Australian politician

Nathan Murphy (born 18 August 1977) is an Australian politician. On 9 March 2010, he was appointed to the Victorian Legislative Council as a Labor member for Northern Metropolitan Region to replace Theo Theophanous, who retired.

Murphy was born in Melbourne, Victoria, and received his VCE from Parade College in Bundoora. He later qualified for a Bachelor of Arts at La Trobe University. In 2000 he was National Welfare Officer for the National Union of Students as a member of the Australian Labor Students, and in 2001 became an electorate officer for federal Labor MP Lindsay Tanner, transferring to Senator Gavin Marshall in 2002. In 2004 he became a state organiser with the Victorian Labor Party, and in 2007 moved to the Plumbing Trades Employees Union as a community organiser, a position he held until his appointment to the Legislative Council in 2010.

Murphy was involved in the controversial round of ALP preselections in 2006 in Victoria, where he challenged sitting member and future Speaker of the House Harry Jenkins for the safe Labor Division of Scullin. One journalist wrote that "the choice of Murphy was so wrong-headed that even some of the Labor Unity people who negotiated the deal were embarrassed by it."

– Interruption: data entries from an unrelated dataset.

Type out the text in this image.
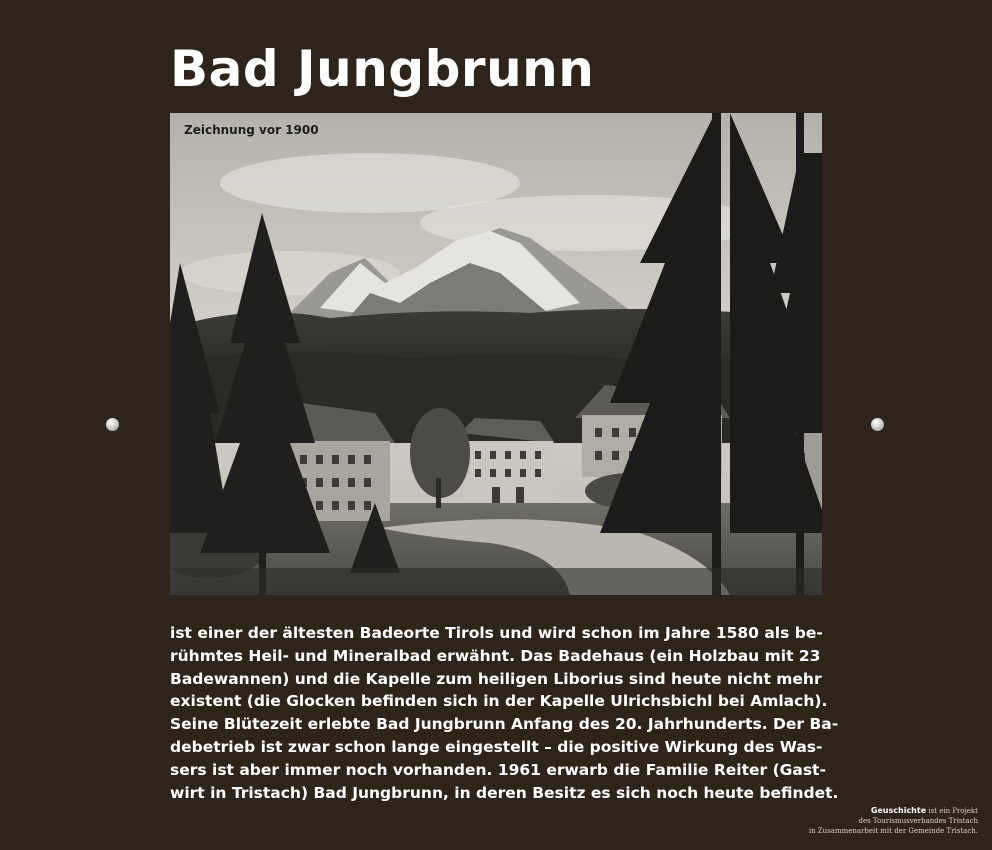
Bad Jungbrunn
Zeichnung vor 1900

ist einer der ältesten Badeorte Tirols und wird schon im Jahre 1580 als be-
rühmtes Heil- und Mineralbad erwähnt. Das Badehaus (ein Holzbau mit 23
Badewannen) und die Kapelle zum heiligen Liborius sind heute nicht mehr
existent (die Glocken befinden sich in der Kapelle Ulrichsbichl bei Amlach).
Seine Blütezeit erlebte Bad Jungbrunn Anfang des 20. Jahrhunderts. Der Ba-
debetrieb ist zwar schon lange eingestellt – die positive Wirkung des Was-
sers ist aber immer noch vorhanden. 1961 erwarb die Familie Reiter (Gast-
wirt in Tristach) Bad Jungbrunn, in deren Besitz es sich noch heute befindet.

Geuschichte ist ein Projekt
des Tourismusverbandes Tristach
in Zusammenarbeit mit der Gemeinde Tristach.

In the lead up to the 2010 Victorian Election, Murphy held a $500 a head fundraiser at a Melbourne apartment. The event gained media attention when the apartment was subsequently found decrepit and soiled. Murphy lost his Legislative Council position at the election.

After his time in parliament, Murphy returned to the union movement, and was working for the Health Services Union in 2013.